4) Candidate support and recruitment: We have done this several times. We should start doing it again. The people who supported candidates in the past with candidate training may not be interested in working with current Libertarian National Committee administration, but might be available to a future LNC if they were asked politely.
Candidate recruitment needs to be emphasized at all levels of the party. The main reason that most people run for local and state office is that someone asks them to run. You need to start asking, and you need to start supporting people who are going to run. The stated objective should be that there are around a half million elective and appointive offices in the United States, and in every election, for every office, there should be one of our people running, either as a Libertarian or as an independent. Fine details depend on state ballot access laws, of which there are fifty states, plus D.C., plus the five populated territories.
5) LNC Business Operations: The national committee needs a competent, effective, well-managed staff.

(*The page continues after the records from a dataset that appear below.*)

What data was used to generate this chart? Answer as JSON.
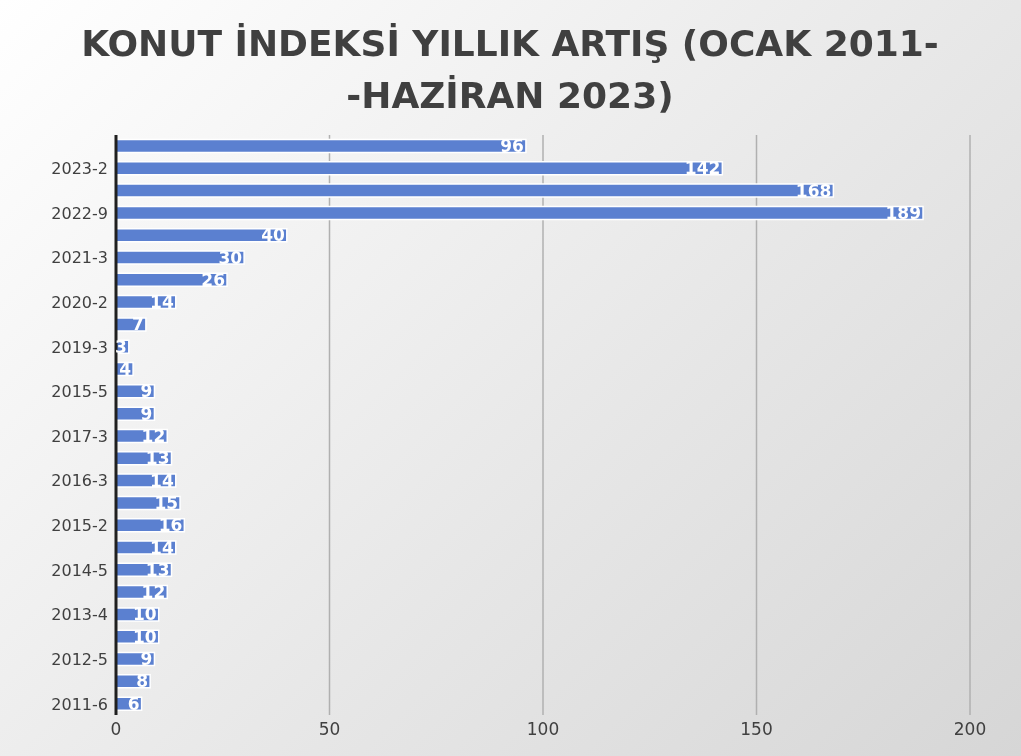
{
  "chart_data": {
    "type": "bar",
    "orientation": "horizontal",
    "title": "KONUT İNDEKSİ YILLIK ARTIŞ (OCAK 2011--HAZİRAN 2023)",
    "categories": [
      null,
      "2023-2",
      null,
      "2022-9",
      null,
      "2021-3",
      null,
      "2020-2",
      null,
      "2019-3",
      null,
      "2015-5",
      null,
      "2017-3",
      null,
      "2016-3",
      null,
      "2015-2",
      null,
      "2014-5",
      null,
      "2013-4",
      null,
      "2012-5",
      null,
      "2011-6"
    ],
    "values": [
      96,
      142,
      168,
      189,
      40,
      30,
      26,
      14,
      7,
      3,
      4,
      9,
      9,
      12,
      13,
      14,
      15,
      16,
      14,
      13,
      12,
      10,
      10,
      9,
      8,
      6
    ],
    "color": "#5b80d0",
    "xlim": [
      0,
      200
    ],
    "xticks": [
      0,
      50,
      100,
      150,
      200
    ],
    "grid": "x",
    "data_labels": true
  }
}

That means you need a good Executive Director, and in the first instance directors for the key operations: fundraising, communications, candidate recruitment and support, membership and affiliate services, information technology. The operation needs to be in a single location, so that the Executive Director and the National Chair can readily keep tabs on a daily basis on what is happening, be prepared to offer assistance as necessary, help train the various directors in their tasks, and if need be offer a provisional director an opportunity to pursue alternative employment in the private sector. If you spread the activities out over the fifty states of the union, the effectiveness of management will be greatly reduced.

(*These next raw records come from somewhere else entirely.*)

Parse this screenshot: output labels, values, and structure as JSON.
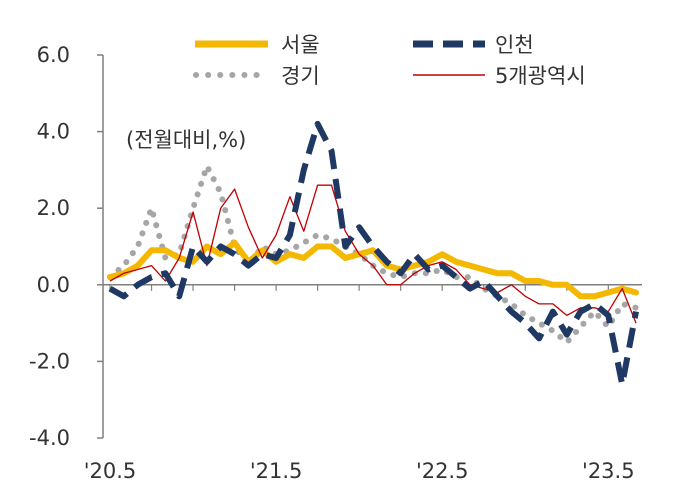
{
  "chart_data": {
    "type": "line",
    "unit_label": "(전월대비,%)",
    "ylim": [
      -4.0,
      6.0
    ],
    "y_ticks": [
      "6.0",
      "4.0",
      "2.0",
      "0.0",
      "-2.0",
      "-4.0"
    ],
    "y_tick_values": [
      6,
      4,
      2,
      0,
      -2,
      -4
    ],
    "x_ticks": [
      "'20.5",
      "'21.5",
      "'22.5",
      "'23.5"
    ],
    "x_tick_indices": [
      0,
      12,
      24,
      36
    ],
    "x_start": "2020-05",
    "x_end": "2023-06",
    "grid": false,
    "legend_position": "top",
    "series": [
      {
        "name": "서울",
        "color": "#F5B800",
        "style": "solid-thick",
        "values": [
          0.2,
          0.3,
          0.5,
          0.9,
          0.9,
          0.7,
          0.6,
          1.0,
          0.8,
          1.1,
          0.6,
          0.9,
          0.6,
          0.8,
          0.7,
          1.0,
          1.0,
          0.7,
          0.8,
          0.9,
          0.5,
          0.4,
          0.5,
          0.6,
          0.8,
          0.6,
          0.5,
          0.4,
          0.3,
          0.3,
          0.1,
          0.1,
          0.0,
          0.0,
          -0.3,
          -0.3,
          -0.2,
          -0.1,
          -0.2
        ]
      },
      {
        "name": "인천",
        "color": "#1F3864",
        "style": "dashed-thick",
        "values": [
          -0.1,
          -0.3,
          0.0,
          0.2,
          0.3,
          -0.3,
          1.0,
          0.6,
          1.0,
          0.8,
          0.5,
          0.8,
          0.7,
          1.3,
          3.0,
          4.2,
          3.5,
          1.0,
          1.5,
          1.0,
          0.6,
          0.3,
          0.8,
          0.4,
          0.5,
          0.2,
          -0.1,
          0.1,
          -0.3,
          -0.7,
          -1.0,
          -1.4,
          -0.7,
          -1.3,
          -0.7,
          -0.5,
          -0.8,
          -2.6,
          -0.7
        ]
      },
      {
        "name": "경기",
        "color": "#A6A6A6",
        "style": "dotted",
        "values": [
          0.2,
          0.5,
          1.0,
          2.0,
          0.7,
          0.8,
          2.0,
          3.1,
          2.4,
          1.0,
          0.5,
          1.0,
          0.8,
          0.9,
          1.1,
          1.3,
          1.2,
          1.0,
          0.8,
          0.5,
          0.3,
          0.2,
          0.3,
          0.3,
          0.4,
          0.2,
          0.2,
          -0.1,
          -0.3,
          -0.5,
          -0.8,
          -1.0,
          -1.2,
          -1.5,
          -1.1,
          -0.7,
          -1.1,
          -0.5,
          -0.6
        ]
      },
      {
        "name": "5개광역시",
        "color": "#C00000",
        "style": "thin",
        "values": [
          0.1,
          0.3,
          0.4,
          0.5,
          0.1,
          0.7,
          1.9,
          0.5,
          2.0,
          2.5,
          1.5,
          0.7,
          1.3,
          2.3,
          1.4,
          2.6,
          2.6,
          1.4,
          0.8,
          0.5,
          0.0,
          0.0,
          0.3,
          0.5,
          0.6,
          0.4,
          0.0,
          -0.1,
          -0.2,
          0.0,
          -0.3,
          -0.5,
          -0.5,
          -0.8,
          -0.6,
          -0.6,
          -0.7,
          -0.1,
          -1.0
        ]
      }
    ]
  }
}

Where do we put this operation? There are of course people who want to put the operation in the District of Columbia. However, as a practical matter the cost of living in Washington is extremely high, so to hire competent people you have to pay them a great deal, this involving money that we do not have. Real estate in Washington is even more expensive. The money we tied up in minimalistic real estate in Alexandria is money we do not have for other operations. There are good reasons why at least one of the lead credit card companies, while it nominally has a headquarters building in New York City, actually has its operations run out of if memory serves Bismarck, North Dakota. We would like someplace that is cheap to fly to, so the entire LNC and audience can readily meet in the same room without having to pay off a hotel, where we can buy a substantial piece of space with lots of parking such as an underused small mall, and where houses and apartment rents are relatively low, so that the staff can live well at salaries we can afford to pay. This does not exclude having an extremely small office in DC for the two communications reporters, once we can afford them.
Above all, information technology operations need to be stable.
What are you running for? I didn’t find you on your list of candidates in your other article.
I am providing a sample answer to inspire the actual candidates.